Bukan cuma saat beroperasi, tantangan bagi sektor properti sudah ada sejak perizinan. Sebagai bagian untuk mendapatkan izin konstruksi, pengembang diwajibkan untuk membangun fasilitas umum dan perumahan murah. Namun, banyak dari kewajiban itu yang pada awalnya tidak dapat dibangun. Akibatnya, perolehan izin konstruksi tertunda hingga waktu yang tak bisa ditentukan. Di Jakarta, izin pembangunan — atau Izin Mendirikan Bangunan — untuk bangunan komersial memakan waktu setidaknya 21 bulan, jauh lebih lama daripada kota lain, menurut penelitian JPI. Ketidakpastian izin akan menambah tantangan Jakarta dalam menarik investasi setelah pandemi.
Industri properti adalah urat nadi perekonomian Jakarta. Dalam penyediaan ruang, hal itu memicu efek berganda yang berdampak pada 171 sektor di seluruh rantai nilai, dari sektor konstruksi, jasa perbankan, ritel hingga telekomunikasi. Pada tahun 2019, meski sedang mengalami penurunan, industri properti dan konstruksi berkontribusi signifikan terhadap perekonomian Jakarta: 17% terhadap PDB; 28% dari investasi asing langsung, menurut statistik resmi. Industri properti dan konstruksi mempekerjakan 6% tenaga kerja Jakarta. Ditambah dengan industri ritel, akomodasi, dan restoran — yang semuanya berlangsung didalam bangunan properti— totalnya menjadi 36% tenaga kerja.
Mengingat perannya yang besar, intervensi Pemerintah DKI Jakarta sangatlah dibutuhkan. Jika diserahkan sepenuhnya pada mekanisme pasar, perekonomian bakal pulih dengan sangat lambat. Contohnya sudah terjadi setelah krisis keuangan tahun 1998. Jakarta menunggu selama tiga tahun hingga adanya pembangunan besar terjadi: Cilandak Town Square. Itupun terlambat tiga tahun! Banyak investor yang telanjur mencari di tempat lain. Masalah keterjangkauan sudah dialami warga, pandemi menambah beban mereka dan memberi lebih banyak alasan untuk melarikan diri dari Jakarta.
Pemilik properti sangat mengapresiasi Pemerintah DKI Jakarta atas diskon PBB pada tahun 2020. Namun faktanya, kenaikan NJOP tetap di luar keterjangkauan; pemilik properti sedang menghadapi ketidakpastian sekarang dan di tahun 2021 dibayangi pengangguran massal.
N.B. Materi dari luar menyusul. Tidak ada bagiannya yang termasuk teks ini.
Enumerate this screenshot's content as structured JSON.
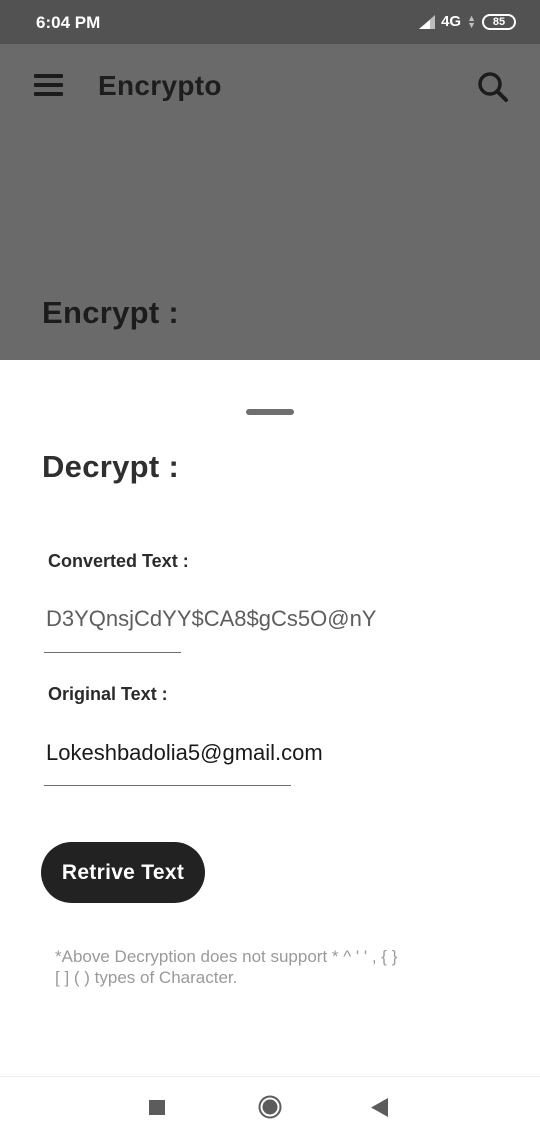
{
  "status_bar": {
    "time": "6:04 PM",
    "network": "4G",
    "battery": "85"
  },
  "app_bar": {
    "title": "Encrypto",
    "menu_icon": "hamburger-menu-icon",
    "search_icon": "search-icon"
  },
  "background_heading": "Encrypt :",
  "sheet": {
    "heading": "Decrypt :",
    "converted_label": "Converted Text :",
    "converted_value": "D3YQnsjCdYY$CA8$gCs5O@nY",
    "original_label": "Original Text :",
    "original_value": "Lokeshbadolia5@gmail.com",
    "button_label": "Retrive Text",
    "note_line1": "*Above Decryption does not support  * ^ ' ' , { }",
    "note_line2": "[ ] ( )  types of Character."
  },
  "nav_bar": {
    "recent_icon": "square-recents-icon",
    "home_icon": "circle-home-icon",
    "back_icon": "triangle-back-icon"
  },
  "colors": {
    "scrim": "#6a6a6a",
    "status_bar": "#525252",
    "button": "#222222",
    "note_text": "#9a9a9a"
  }
}
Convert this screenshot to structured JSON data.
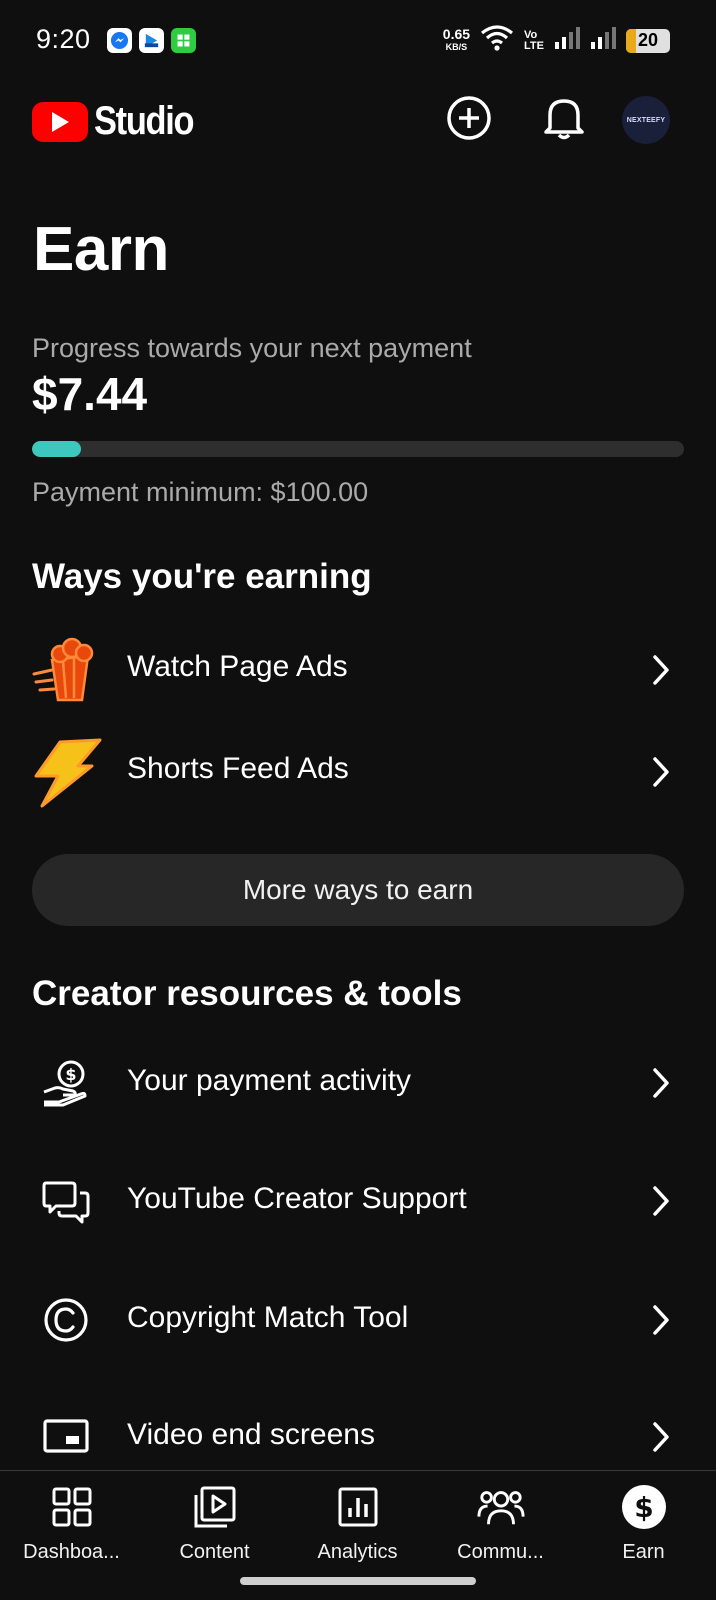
{
  "status_bar": {
    "time": "9:20",
    "network_speed": "0.65",
    "network_unit": "KB/S",
    "volte_top": "Vo",
    "volte_bottom": "LTE",
    "battery": "20",
    "colors": {
      "battery_fill": "#e8a91a"
    }
  },
  "app_bar": {
    "brand": "Studio",
    "avatar_text": "NEXTEEFY",
    "icons": [
      "create-icon",
      "notifications-icon"
    ]
  },
  "earn": {
    "title": "Earn",
    "progress_label": "Progress towards your next payment",
    "amount": "$7.44",
    "progress_fraction": 0.0744,
    "minimum": "Payment minimum: $100.00"
  },
  "ways_earning": {
    "title": "Ways you're earning",
    "items": [
      {
        "label": "Watch Page Ads",
        "icon": "popcorn-icon"
      },
      {
        "label": "Shorts Feed Ads",
        "icon": "lightning-icon"
      }
    ],
    "more_button": "More ways to earn"
  },
  "resources": {
    "title": "Creator resources & tools",
    "items": [
      {
        "label": "Your payment activity",
        "icon": "payment-hand-icon"
      },
      {
        "label": "YouTube Creator Support",
        "icon": "chat-bubbles-icon"
      },
      {
        "label": "Copyright Match Tool",
        "icon": "copyright-icon"
      },
      {
        "label": "Video end screens",
        "icon": "end-screen-icon"
      }
    ]
  },
  "bottom_nav": {
    "items": [
      {
        "label": "Dashboa...",
        "icon": "dashboard-icon"
      },
      {
        "label": "Content",
        "icon": "content-icon"
      },
      {
        "label": "Analytics",
        "icon": "analytics-icon"
      },
      {
        "label": "Commu...",
        "icon": "community-icon"
      },
      {
        "label": "Earn",
        "icon": "earn-icon",
        "active": true
      }
    ]
  },
  "colors": {
    "background": "#0f0f0f",
    "brand_red": "#ff0000",
    "progress_accent": "#3ec7be",
    "muted_text": "#aaaaaa"
  }
}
Merosotnya pendapatan pemilik toko, juru masak, pelayan, kasir, penjaga keamanan, sipir parkir, tukang kebun, insinyur, pembersih dan pengelola gedung akan membuat mereka tanpa jaring pengaman dan kehilangan semangat. Penangguhan pembayaran PBB dapat menyelamatkan para pekerja keras itu. Ini darurat. Mari kita bantu mereka bersama.